Leg #2: Significant damages, i.e. money that could be legally recovered.

Damages are forms of money that can be recovered through a legal proceeding.  Actual damages refer to money that a litigant (e.g. a fired worker) lost and/or will lose as a result of the employer’s action. That is, actual financial loss suffered.

Generally speaking, workers with large financial losses have strong potential damages, and a strong second stool-leg.

Good employment claims usually involve significant financial loss, often thousands of dollars in unpaid wages or lost income from a job termination, etc.  The employment-law system is in large part designed to “make whole” money lost as result of an employer’s unlawful actions. Workers who were not financially damaged by an employer’s actions have nothing to recover via make-whole legal awards. So usually, workers who have little or no money lost will have weaker potential legal claims.

For some legal claims, there are potential damages that are separate from– and go above and beyond– actual damages lost.  For example, some legal claims provide for statutory penalty money or punitive damages that could be awarded to workers. Such damages, if available, could possibly be awarded whether or not the worker had any financial loss or actual damages.

In short, potential damages could include actual damages, statutory damages, punitive damages and/or other forms of damages. If the potential damages that could be recovered are low (or nothing), then potential legal claims are weak.

The legal system requires investments of time, and sometimes significant investments of money by the worker and/or the worker’s attorney.  If an attorney works on a contingency basis– where fees are only owed as a percentage (commonly 33-40%) of money recovered from the opponent– that attorney will likely not take on a low-damages case. A contingency attorney must be careful about working long hours on a case that is unlikely to have a significant recovery of damages.  After all, 33% of $0 is $0.

For a worker, he or she generally should not pay significant out-of-pocket money on legal fees (e.g. to an attorney who charges fees by the hour), unless the potential case is likely to have damages that far exceed the investment.

The bottom line is that significant potential damages are needed for the second stool leg to be sturdy and support a good potential case.

Leg #3: Viability, i.e. the opponent’s ability to pay what is potentially owed.
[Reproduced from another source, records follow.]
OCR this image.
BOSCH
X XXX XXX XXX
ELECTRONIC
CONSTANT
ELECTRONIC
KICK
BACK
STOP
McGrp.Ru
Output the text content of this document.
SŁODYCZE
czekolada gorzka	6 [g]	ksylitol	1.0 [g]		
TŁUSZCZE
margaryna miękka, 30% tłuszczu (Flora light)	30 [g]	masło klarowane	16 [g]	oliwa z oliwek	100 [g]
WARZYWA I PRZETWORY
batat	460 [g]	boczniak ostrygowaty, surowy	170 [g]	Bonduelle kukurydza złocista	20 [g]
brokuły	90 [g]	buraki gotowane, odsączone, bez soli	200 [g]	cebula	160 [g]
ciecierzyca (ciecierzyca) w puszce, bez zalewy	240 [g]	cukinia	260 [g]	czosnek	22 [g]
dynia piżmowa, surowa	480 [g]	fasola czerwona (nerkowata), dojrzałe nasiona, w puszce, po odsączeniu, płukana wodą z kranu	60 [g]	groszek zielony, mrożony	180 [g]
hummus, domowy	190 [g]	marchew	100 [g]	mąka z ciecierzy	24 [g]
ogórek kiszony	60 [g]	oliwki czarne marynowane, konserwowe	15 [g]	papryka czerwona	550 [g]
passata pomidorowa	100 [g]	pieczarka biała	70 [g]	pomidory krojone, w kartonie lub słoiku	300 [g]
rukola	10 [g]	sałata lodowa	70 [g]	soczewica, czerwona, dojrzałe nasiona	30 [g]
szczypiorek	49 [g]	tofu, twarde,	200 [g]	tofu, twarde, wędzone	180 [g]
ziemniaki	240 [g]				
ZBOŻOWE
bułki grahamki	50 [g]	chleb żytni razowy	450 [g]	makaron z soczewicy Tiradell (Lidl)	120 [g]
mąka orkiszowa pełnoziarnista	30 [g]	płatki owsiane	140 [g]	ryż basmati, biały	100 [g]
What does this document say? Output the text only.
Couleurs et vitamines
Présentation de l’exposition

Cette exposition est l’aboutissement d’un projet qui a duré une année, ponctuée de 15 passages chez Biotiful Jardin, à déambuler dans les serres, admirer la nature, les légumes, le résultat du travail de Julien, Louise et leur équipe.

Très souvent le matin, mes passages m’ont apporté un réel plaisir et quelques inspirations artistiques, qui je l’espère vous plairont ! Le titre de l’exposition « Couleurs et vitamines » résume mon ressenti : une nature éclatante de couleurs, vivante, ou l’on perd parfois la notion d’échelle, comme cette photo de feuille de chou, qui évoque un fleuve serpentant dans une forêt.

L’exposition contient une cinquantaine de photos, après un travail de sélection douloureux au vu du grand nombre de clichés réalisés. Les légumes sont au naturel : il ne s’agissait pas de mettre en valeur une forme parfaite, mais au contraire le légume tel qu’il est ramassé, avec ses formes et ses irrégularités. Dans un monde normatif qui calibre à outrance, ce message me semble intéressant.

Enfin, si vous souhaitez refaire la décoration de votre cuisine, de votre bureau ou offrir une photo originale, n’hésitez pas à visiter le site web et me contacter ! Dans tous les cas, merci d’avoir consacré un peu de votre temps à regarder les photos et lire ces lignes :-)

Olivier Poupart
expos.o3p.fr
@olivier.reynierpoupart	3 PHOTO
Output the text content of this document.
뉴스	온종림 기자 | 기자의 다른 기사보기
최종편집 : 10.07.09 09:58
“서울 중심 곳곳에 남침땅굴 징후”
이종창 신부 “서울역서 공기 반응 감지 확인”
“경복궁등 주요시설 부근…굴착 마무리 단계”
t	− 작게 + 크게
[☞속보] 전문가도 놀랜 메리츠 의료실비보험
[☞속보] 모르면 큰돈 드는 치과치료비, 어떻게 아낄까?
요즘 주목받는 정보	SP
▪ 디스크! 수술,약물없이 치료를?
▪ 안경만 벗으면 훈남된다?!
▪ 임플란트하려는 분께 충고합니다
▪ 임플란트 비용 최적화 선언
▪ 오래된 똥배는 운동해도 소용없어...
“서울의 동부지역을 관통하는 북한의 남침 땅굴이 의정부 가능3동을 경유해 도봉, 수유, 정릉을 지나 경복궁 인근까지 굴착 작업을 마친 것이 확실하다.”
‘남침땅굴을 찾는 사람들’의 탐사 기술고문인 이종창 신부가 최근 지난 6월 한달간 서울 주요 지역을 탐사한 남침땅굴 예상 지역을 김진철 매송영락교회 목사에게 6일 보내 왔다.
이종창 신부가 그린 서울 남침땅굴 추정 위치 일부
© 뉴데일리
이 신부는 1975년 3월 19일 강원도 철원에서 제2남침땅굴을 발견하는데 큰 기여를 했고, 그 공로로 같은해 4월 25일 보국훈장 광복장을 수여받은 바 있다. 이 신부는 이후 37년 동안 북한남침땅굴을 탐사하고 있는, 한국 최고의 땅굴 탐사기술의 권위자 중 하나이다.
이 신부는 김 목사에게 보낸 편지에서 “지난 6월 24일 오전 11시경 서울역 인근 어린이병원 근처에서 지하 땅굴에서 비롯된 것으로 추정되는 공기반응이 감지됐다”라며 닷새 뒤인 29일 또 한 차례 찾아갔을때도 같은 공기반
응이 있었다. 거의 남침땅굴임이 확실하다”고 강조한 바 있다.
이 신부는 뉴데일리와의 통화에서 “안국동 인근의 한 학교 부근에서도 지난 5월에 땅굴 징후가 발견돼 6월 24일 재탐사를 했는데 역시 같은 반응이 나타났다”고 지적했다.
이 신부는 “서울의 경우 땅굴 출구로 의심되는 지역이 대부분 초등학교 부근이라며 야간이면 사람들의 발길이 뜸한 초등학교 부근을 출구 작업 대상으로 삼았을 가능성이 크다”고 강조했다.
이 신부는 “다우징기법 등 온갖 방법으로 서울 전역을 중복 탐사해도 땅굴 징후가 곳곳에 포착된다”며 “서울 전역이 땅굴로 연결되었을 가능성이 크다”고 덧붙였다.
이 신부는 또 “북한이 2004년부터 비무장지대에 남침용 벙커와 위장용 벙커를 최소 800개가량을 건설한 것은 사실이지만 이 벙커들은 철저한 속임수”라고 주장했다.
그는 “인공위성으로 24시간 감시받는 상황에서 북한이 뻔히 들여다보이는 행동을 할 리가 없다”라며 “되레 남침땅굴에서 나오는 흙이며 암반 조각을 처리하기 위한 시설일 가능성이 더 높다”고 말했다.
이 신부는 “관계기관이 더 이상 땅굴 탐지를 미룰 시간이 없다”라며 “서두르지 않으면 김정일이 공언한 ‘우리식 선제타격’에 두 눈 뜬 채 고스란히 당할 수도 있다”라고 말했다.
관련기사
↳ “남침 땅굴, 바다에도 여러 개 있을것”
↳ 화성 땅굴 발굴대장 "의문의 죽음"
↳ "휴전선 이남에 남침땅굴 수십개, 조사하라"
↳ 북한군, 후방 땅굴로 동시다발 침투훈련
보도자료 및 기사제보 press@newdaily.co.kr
The third stool-leg required to support a good case is to have a financially-viable opponent. That is, your opponent or their insurer must be able to pay potential damages.  If an opponent has severe financial problems such that they can’t pay money for a legal award, and they lack insurance for employment claims, that likely makes for a bad case, even if the other two legs are sturdy.

Conclusion

Are the three stool-legs present for your employment-law situation?  If so, you may have a good potential case.  As I mentioned, the three factors above are generally present in good employment law cases. If you want legal advice to determine if your situation makes for a promising potential case, you should consult in detail with an employee rights attorney.